In addition, the initial slow start period can be quite long and involve large quantities of data. 
Between 8 and 21 megabytes of data are sent over a satellite link during slow start at 155 Mbps. 
Even at 1.5 Mbps, a GEO link must carry nearly 200 KB before slow start ends. Therefore, 
satellite links look slow and inefficient for the average data transmission. Interestingly enough, 
long-distance terrestrial links will also look slow. Their delays are comparable to those of LEO 
links. 

Furthermore, short data transfers will never achieve full link rate. In many cases, a gigabyte file 
transfer or larger is probably required to ensure throughput figures are not heavily influenced by 
slow start. Obviously some sort of solution to reduce the slow start transient would be desirable. 

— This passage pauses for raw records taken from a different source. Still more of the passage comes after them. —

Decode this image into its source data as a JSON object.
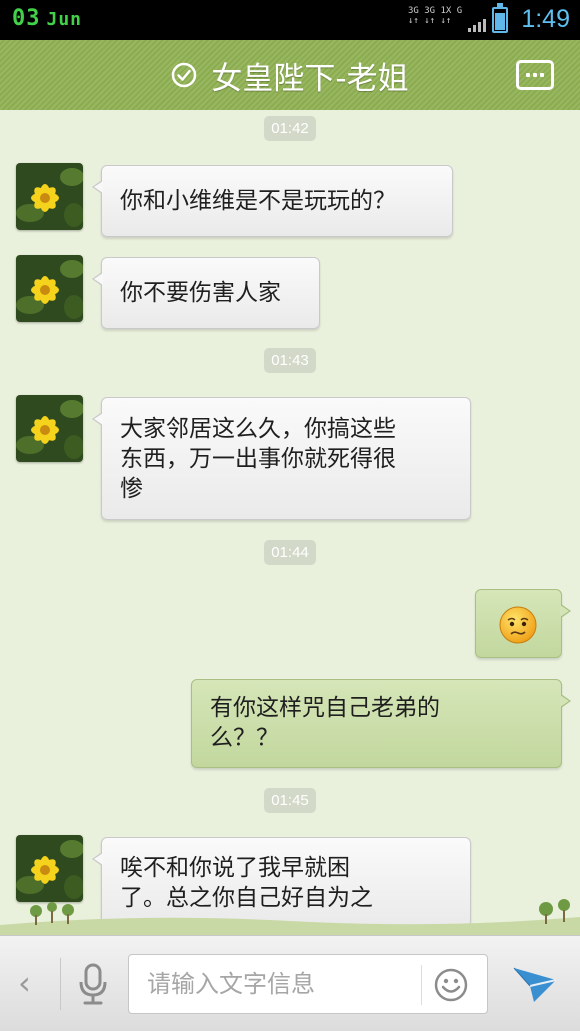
{
  "status_bar": {
    "date_day": "03",
    "date_month": "Jun",
    "net_line1": "3G 3G 1X  G",
    "net_line2": "↓↑ ↓↑ ↓↑",
    "time": "1:49",
    "battery_color": "#5fb7ea"
  },
  "header": {
    "title": "女皇陛下-老姐",
    "verified_icon": "check-circle-icon",
    "menu_icon": "more-dots-icon",
    "background_color": "#8fb152"
  },
  "messages": [
    {
      "type": "timestamp",
      "text": "01:42"
    },
    {
      "type": "incoming",
      "lines": [
        "你和小维维是不是玩玩的？"
      ]
    },
    {
      "type": "incoming",
      "lines": [
        "你不要伤害人家"
      ]
    },
    {
      "type": "timestamp",
      "text": "01:43"
    },
    {
      "type": "incoming",
      "lines": [
        "大家邻居这么久，你搞这些",
        "东西，万一出事你就死得很",
        "惨"
      ]
    },
    {
      "type": "timestamp",
      "text": "01:44"
    },
    {
      "type": "outgoing",
      "emoji": "worried-face-emoji"
    },
    {
      "type": "outgoing",
      "lines": [
        "有你这样咒自己老弟的",
        "么？？"
      ]
    },
    {
      "type": "timestamp",
      "text": "01:45"
    },
    {
      "type": "incoming",
      "lines": [
        "唉不和你说了我早就困",
        "了。总之你自己好自为之"
      ]
    }
  ],
  "input_bar": {
    "back_icon": "chevron-left-icon",
    "back_glyph": "‹",
    "voice_icon": "microphone-icon",
    "placeholder": "请输入文字信息",
    "emoji_icon": "smiley-icon",
    "send_icon": "send-paper-plane-icon",
    "send_color": "#3a8fd1"
  }
}
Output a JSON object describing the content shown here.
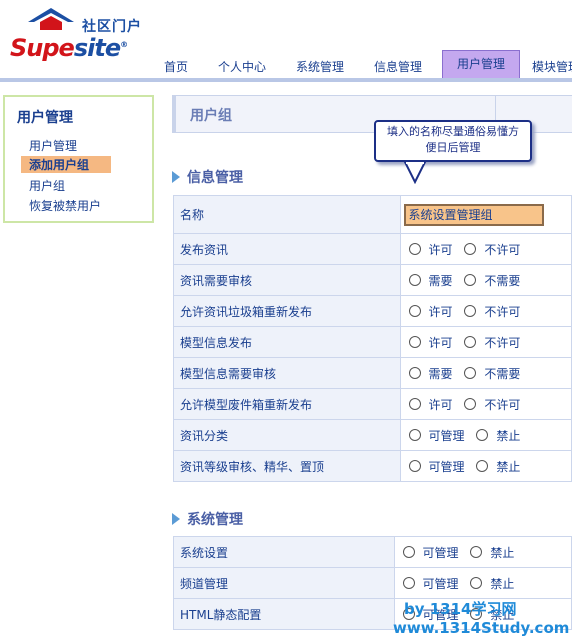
{
  "logo": {
    "cn": "社区门户",
    "part1": "Supe",
    "part2": "site",
    "mark": "®"
  },
  "nav": {
    "items": [
      "首页",
      "个人中心",
      "系统管理",
      "信息管理",
      "用户管理",
      "模块管理"
    ],
    "active_index": 4
  },
  "sidebar": {
    "title": "用户管理",
    "items": [
      "用户管理",
      "添加用户组",
      "用户组",
      "恢复被禁用户"
    ],
    "active_index": 1
  },
  "page_title": "用户组",
  "tooltip": {
    "line1": "填入的名称尽量通俗易懂方",
    "line2": "便日后管理"
  },
  "section_info": {
    "title": "信息管理",
    "name_row": {
      "label": "名称",
      "value": "系统设置管理组"
    },
    "rows": [
      {
        "label": "发布资讯",
        "options": [
          "许可",
          "不许可"
        ]
      },
      {
        "label": "资讯需要审核",
        "options": [
          "需要",
          "不需要"
        ]
      },
      {
        "label": "允许资讯垃圾箱重新发布",
        "options": [
          "许可",
          "不许可"
        ]
      },
      {
        "label": "模型信息发布",
        "options": [
          "许可",
          "不许可"
        ]
      },
      {
        "label": "模型信息需要审核",
        "options": [
          "需要",
          "不需要"
        ]
      },
      {
        "label": "允许模型废件箱重新发布",
        "options": [
          "许可",
          "不许可"
        ]
      },
      {
        "label": "资讯分类",
        "options": [
          "可管理",
          "禁止"
        ]
      },
      {
        "label": "资讯等级审核、精华、置顶",
        "options": [
          "可管理",
          "禁止"
        ]
      }
    ]
  },
  "section_sys": {
    "title": "系统管理",
    "rows": [
      {
        "label": "系统设置",
        "options": [
          "可管理",
          "禁止"
        ]
      },
      {
        "label": "频道管理",
        "options": [
          "可管理",
          "禁止"
        ]
      },
      {
        "label": "HTML静态配置",
        "options": [
          "可管理",
          "禁止"
        ]
      }
    ]
  },
  "watermark": {
    "line1": "by  1314学习网",
    "line2": "www.1314Study.com"
  },
  "colors": {
    "nav_active": "#c4a8ef",
    "sidebar_active": "#f5b882",
    "input_bg": "#f8c48a",
    "link": "#1a3f8f"
  }
}
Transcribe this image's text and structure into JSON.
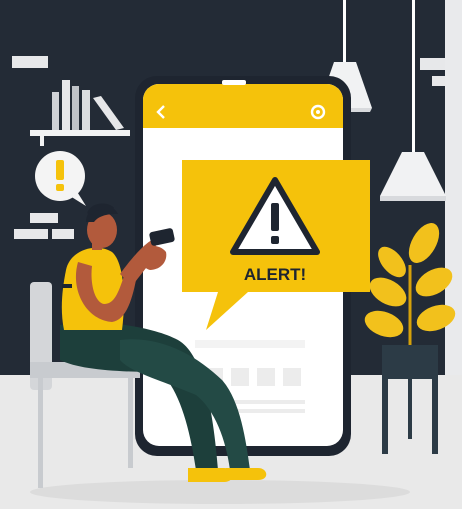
{
  "alert": {
    "label": "ALERT!"
  },
  "icons": {
    "warning": "warning-triangle-icon",
    "exclamation_bubble": "exclamation-icon",
    "back": "back-arrow-icon",
    "settings": "gear-icon"
  },
  "colors": {
    "wall": "#232b36",
    "accent_yellow": "#f5c20b",
    "phone_screen": "#ffffff",
    "floor": "#e8e8e8",
    "plant_leaf": "#f2c11c",
    "pants": "#1d3f3b",
    "skin": "#b25a3c"
  }
}
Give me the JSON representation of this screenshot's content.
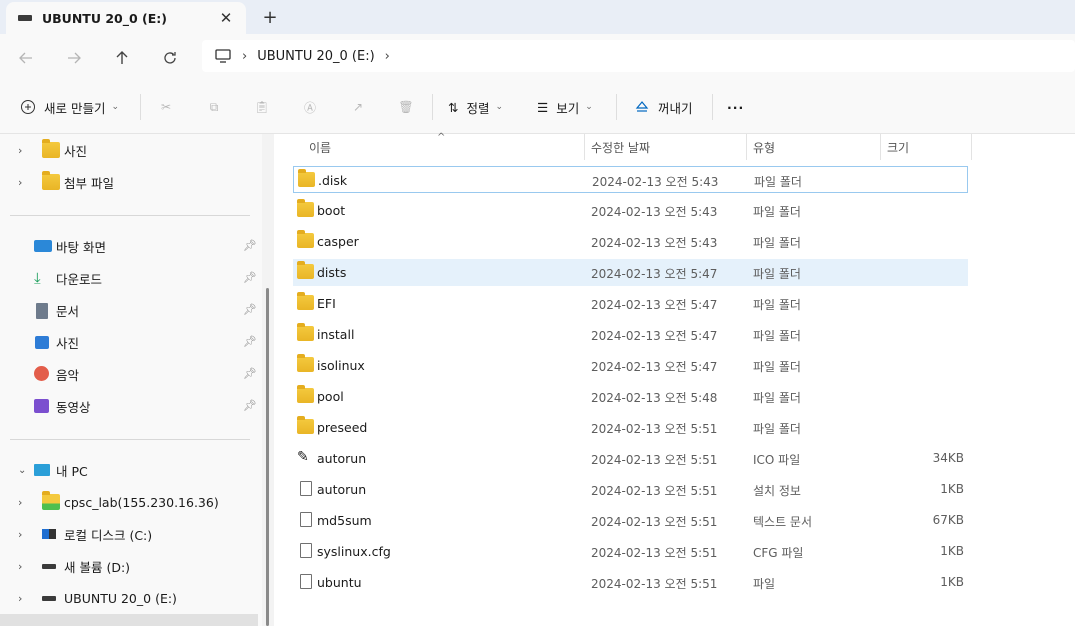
{
  "tab": {
    "title": "UBUNTU 20_0 (E:)",
    "close": "✕",
    "new": "+"
  },
  "address": {
    "crumb": "UBUNTU 20_0 (E:)",
    "sep": "›"
  },
  "toolbar": {
    "new_label": "새로 만들기",
    "sort_label": "정렬",
    "view_label": "보기",
    "eject_label": "꺼내기",
    "more": "···"
  },
  "sidebar": {
    "top": [
      {
        "label": "사진"
      },
      {
        "label": "첨부 파일"
      }
    ],
    "quick": [
      {
        "label": "바탕 화면",
        "icon": "desktop-icon"
      },
      {
        "label": "다운로드",
        "icon": "download-icon"
      },
      {
        "label": "문서",
        "icon": "document-icon"
      },
      {
        "label": "사진",
        "icon": "pictures-icon"
      },
      {
        "label": "음악",
        "icon": "music-icon"
      },
      {
        "label": "동영상",
        "icon": "video-icon"
      }
    ],
    "pc": {
      "label": "내 PC"
    },
    "drives": [
      {
        "label": "cpsc_lab(155.230.16.36)"
      },
      {
        "label": "로컬 디스크 (C:)"
      },
      {
        "label": "새 볼륨 (D:)"
      },
      {
        "label": "UBUNTU 20_0 (E:)"
      }
    ]
  },
  "columns": {
    "name": "이름",
    "date": "수정한 날짜",
    "type": "유형",
    "size": "크기"
  },
  "files": [
    {
      "name": ".disk",
      "date": "2024-02-13 오전 5:43",
      "type": "파일 폴더",
      "size": "",
      "kind": "folder"
    },
    {
      "name": "boot",
      "date": "2024-02-13 오전 5:43",
      "type": "파일 폴더",
      "size": "",
      "kind": "folder"
    },
    {
      "name": "casper",
      "date": "2024-02-13 오전 5:43",
      "type": "파일 폴더",
      "size": "",
      "kind": "folder"
    },
    {
      "name": "dists",
      "date": "2024-02-13 오전 5:47",
      "type": "파일 폴더",
      "size": "",
      "kind": "folder"
    },
    {
      "name": "EFI",
      "date": "2024-02-13 오전 5:47",
      "type": "파일 폴더",
      "size": "",
      "kind": "folder"
    },
    {
      "name": "install",
      "date": "2024-02-13 오전 5:47",
      "type": "파일 폴더",
      "size": "",
      "kind": "folder"
    },
    {
      "name": "isolinux",
      "date": "2024-02-13 오전 5:47",
      "type": "파일 폴더",
      "size": "",
      "kind": "folder"
    },
    {
      "name": "pool",
      "date": "2024-02-13 오전 5:48",
      "type": "파일 폴더",
      "size": "",
      "kind": "folder"
    },
    {
      "name": "preseed",
      "date": "2024-02-13 오전 5:51",
      "type": "파일 폴더",
      "size": "",
      "kind": "folder"
    },
    {
      "name": "autorun",
      "date": "2024-02-13 오전 5:51",
      "type": "ICO 파일",
      "size": "34KB",
      "kind": "ico"
    },
    {
      "name": "autorun",
      "date": "2024-02-13 오전 5:51",
      "type": "설치 정보",
      "size": "1KB",
      "kind": "inf"
    },
    {
      "name": "md5sum",
      "date": "2024-02-13 오전 5:51",
      "type": "텍스트 문서",
      "size": "67KB",
      "kind": "txt"
    },
    {
      "name": "syslinux.cfg",
      "date": "2024-02-13 오전 5:51",
      "type": "CFG 파일",
      "size": "1KB",
      "kind": "file"
    },
    {
      "name": "ubuntu",
      "date": "2024-02-13 오전 5:51",
      "type": "파일",
      "size": "1KB",
      "kind": "file"
    }
  ],
  "colors": {
    "folder": "#f0c038",
    "selected": "#e5f1fb",
    "focus": "#99c9ef",
    "accent": "#0067c0"
  }
}
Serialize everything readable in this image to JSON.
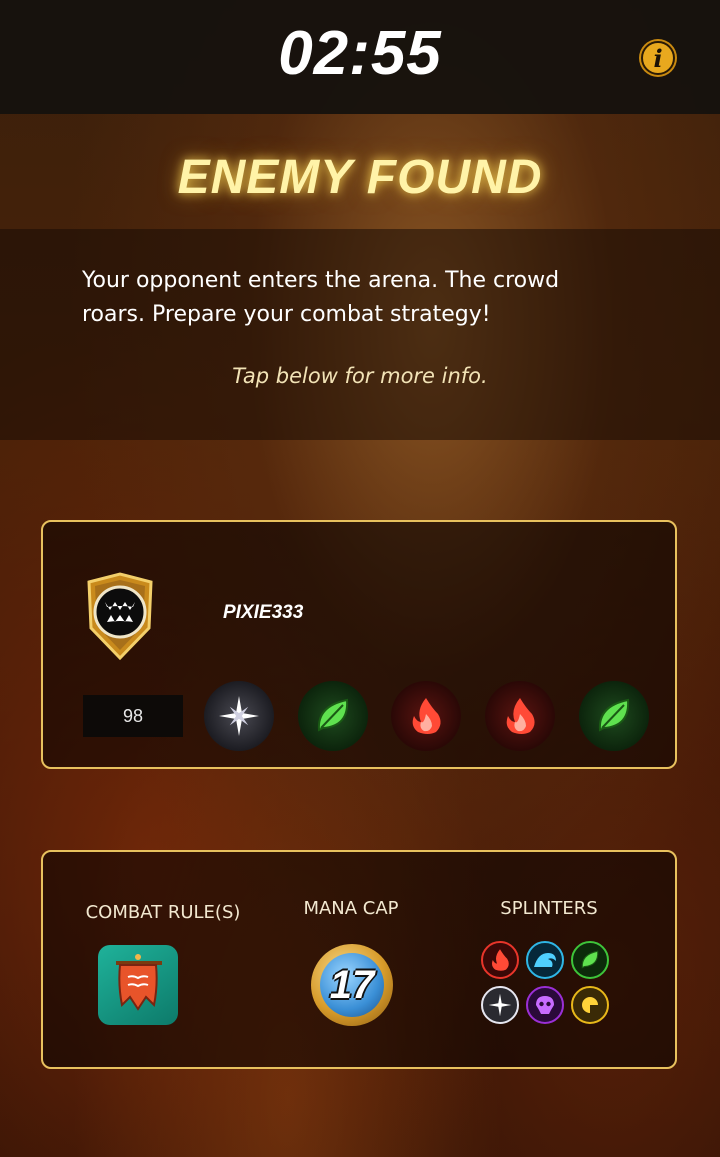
{
  "header": {
    "timer": "02:55",
    "info_icon": "info-icon"
  },
  "title": "ENEMY FOUND",
  "description": "Your opponent enters the arena. The crowd roars. Prepare your combat strategy!",
  "hint": "Tap below for more info.",
  "opponent": {
    "name": "PIXIE333",
    "rating": "98",
    "avatar_icon": "fangs-shield-icon",
    "splinters": [
      "life",
      "earth",
      "fire",
      "fire",
      "earth"
    ]
  },
  "rules": {
    "combat_rules_label": "COMBAT RULE(S)",
    "combat_rule_icon": "banner-flag-icon",
    "mana_cap_label": "MANA CAP",
    "mana_cap": "17",
    "splinters_label": "SPLINTERS",
    "allowed_splinters": [
      "fire",
      "water",
      "earth",
      "life",
      "death",
      "dragon"
    ]
  },
  "colors": {
    "accent_gold": "#e8c15e",
    "title_glow": "#fff3a8",
    "fire": "#e8352a",
    "water": "#2fb6e6",
    "earth": "#3ec43a",
    "life": "#e6e6f0",
    "death": "#9a2fd6",
    "dragon": "#e8b81a"
  }
}
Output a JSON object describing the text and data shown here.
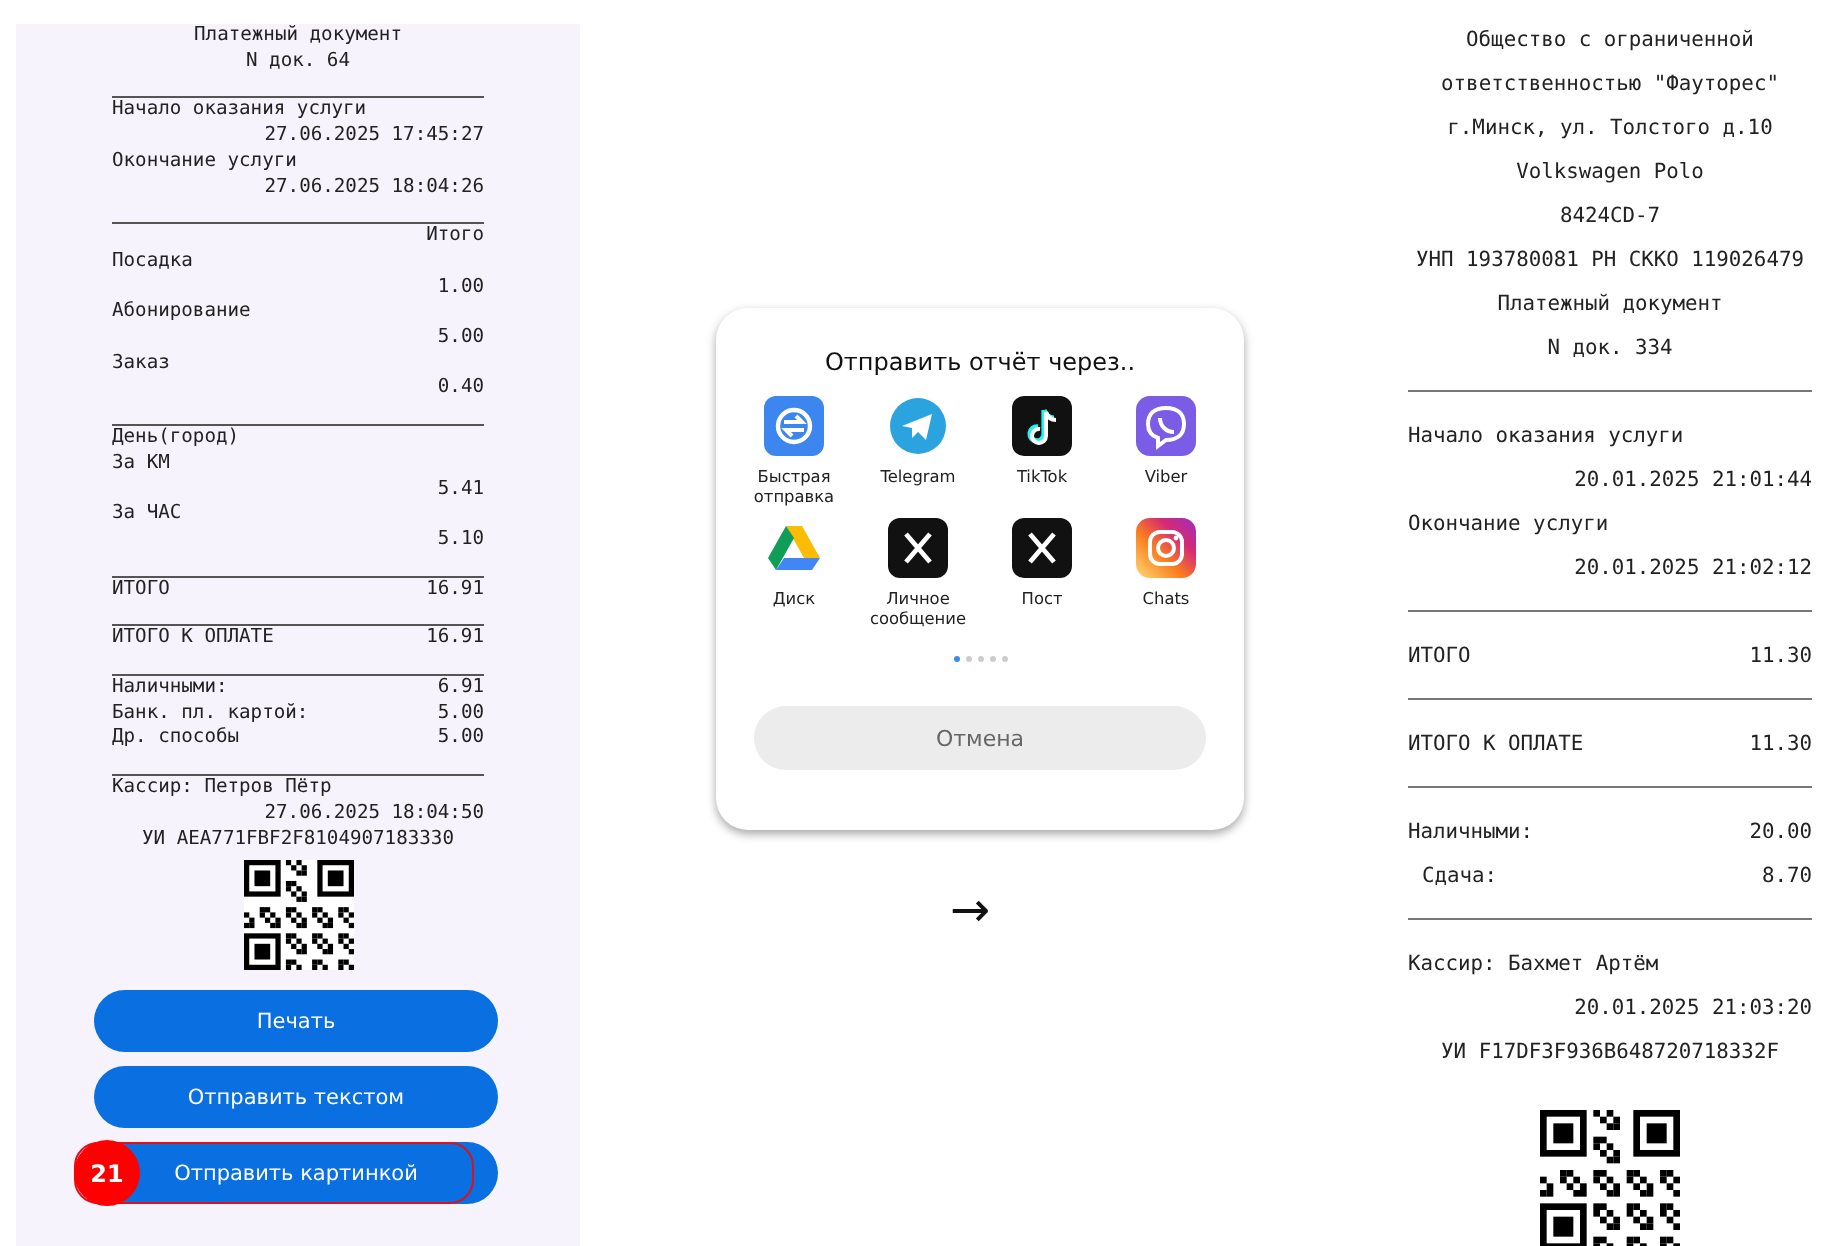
{
  "left_receipt": {
    "lines": [
      {
        "kind": "center",
        "text": "Платежный документ"
      },
      {
        "kind": "center",
        "text": "N док. 64"
      },
      {
        "kind": "rule"
      },
      {
        "kind": "left",
        "text": "Начало оказания услуги"
      },
      {
        "kind": "right",
        "text": "27.06.2025 17:45:27"
      },
      {
        "kind": "left",
        "text": "Окончание услуги"
      },
      {
        "kind": "right",
        "text": "27.06.2025 18:04:26"
      },
      {
        "kind": "rule"
      },
      {
        "kind": "right",
        "text": "Итого"
      },
      {
        "kind": "left",
        "text": "Посадка"
      },
      {
        "kind": "right",
        "text": "1.00"
      },
      {
        "kind": "left",
        "text": "Абонирование"
      },
      {
        "kind": "right",
        "text": "5.00"
      },
      {
        "kind": "left",
        "text": "Заказ"
      },
      {
        "kind": "right",
        "text": "0.40"
      },
      {
        "kind": "rule"
      },
      {
        "kind": "left",
        "text": "День(город)"
      },
      {
        "kind": "left",
        "text": "За КМ"
      },
      {
        "kind": "right",
        "text": "5.41"
      },
      {
        "kind": "left",
        "text": "За ЧАС"
      },
      {
        "kind": "right",
        "text": "5.10"
      },
      {
        "kind": "rule"
      },
      {
        "kind": "pair",
        "text": "ИТОГО",
        "value": "16.91"
      },
      {
        "kind": "rule"
      },
      {
        "kind": "pair",
        "text": "ИТОГО К ОПЛАТЕ",
        "value": "16.91"
      },
      {
        "kind": "rule"
      },
      {
        "kind": "pair",
        "text": "Наличными:",
        "value": "6.91"
      },
      {
        "kind": "pair",
        "text": "Банк. пл. картой:",
        "value": "5.00"
      },
      {
        "kind": "pair",
        "text": "Др. способы",
        "value": "5.00"
      },
      {
        "kind": "rule"
      },
      {
        "kind": "left",
        "text": "Кассир: Петров Пётр"
      },
      {
        "kind": "right",
        "text": "27.06.2025 18:04:50"
      },
      {
        "kind": "center",
        "text": "УИ AEA771FBF2F8104907183330"
      },
      {
        "kind": "qr"
      }
    ],
    "buttons": [
      {
        "label": "Печать",
        "highlighted": false
      },
      {
        "label": "Отправить текстом",
        "highlighted": false
      },
      {
        "label": "Отправить картинкой",
        "highlighted": true,
        "badge": "21"
      }
    ]
  },
  "share_sheet": {
    "title": "Отправить отчёт через..",
    "apps": [
      {
        "label": "Быстрая отправка"
      },
      {
        "label": "Telegram"
      },
      {
        "label": "TikTok"
      },
      {
        "label": "Viber"
      },
      {
        "label": "Диск"
      },
      {
        "label": "Личное сообщение"
      },
      {
        "label": "Пост"
      },
      {
        "label": "Chats"
      }
    ],
    "pages": [
      {
        "selected": true
      },
      {
        "selected": false
      },
      {
        "selected": false
      },
      {
        "selected": false
      },
      {
        "selected": false
      }
    ],
    "cancel": "Отмена"
  },
  "arrow": "→",
  "right_receipt": {
    "lines": [
      {
        "kind": "center",
        "text": "Общество с ограниченной"
      },
      {
        "kind": "center",
        "text": "ответственностью \"Фауторес\""
      },
      {
        "kind": "center",
        "text": "г.Минск, ул. Толстого д.10"
      },
      {
        "kind": "center",
        "text": "Volkswagen Polo"
      },
      {
        "kind": "center",
        "text": "8424CD-7"
      },
      {
        "kind": "center",
        "text": "УНП 193780081 РН СККО 119026479"
      },
      {
        "kind": "center",
        "text": "Платежный документ"
      },
      {
        "kind": "center",
        "text": "N док. 334"
      },
      {
        "kind": "rule"
      },
      {
        "kind": "left",
        "text": "Начало оказания услуги"
      },
      {
        "kind": "right",
        "text": "20.01.2025 21:01:44"
      },
      {
        "kind": "left",
        "text": "Окончание услуги"
      },
      {
        "kind": "right",
        "text": "20.01.2025 21:02:12"
      },
      {
        "kind": "rule"
      },
      {
        "kind": "pair",
        "text": "ИТОГО",
        "value": "11.30"
      },
      {
        "kind": "rule"
      },
      {
        "kind": "pair",
        "text": "ИТОГО К ОПЛАТЕ",
        "value": "11.30"
      },
      {
        "kind": "rule"
      },
      {
        "kind": "pair",
        "text": "Наличными:",
        "value": "20.00"
      },
      {
        "kind": "subpair",
        "text": "Сдача:",
        "value": "8.70"
      },
      {
        "kind": "rule"
      },
      {
        "kind": "left",
        "text": "Кассир: Бахмет Артём"
      },
      {
        "kind": "right",
        "text": "20.01.2025 21:03:20"
      },
      {
        "kind": "center",
        "text": "УИ F17DF3F936B648720718332F"
      },
      {
        "kind": "qr"
      }
    ]
  }
}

One obvious solution is to dispense with slow start and just start sending as fast as one can until 
data is dropped, and then slow down. This approach is known to be disastrous. Indeed, slow start 
was invented in an environment in which TCP implementations behaved this way and were 
driving the Internet into congestion collapse. As one example of how this scheme goes wrong, 
consider a Gbps capable TCP launching several hundred megabits of data over a path that turns 
out to have only 9.6 Kbps of bandwidth. There is a significant bandwidth mismatch that cause 
segments to be discarded or suffer long queuing delays. One of the issues is that the sending TCP 
has no idea when it starts sending and how much bandwidth a particular transmission path has. 
In the absence of this knowledge, a TCP should be conservative. And slow start is conservative - 
it starts by sending just one segment in the first round trip. 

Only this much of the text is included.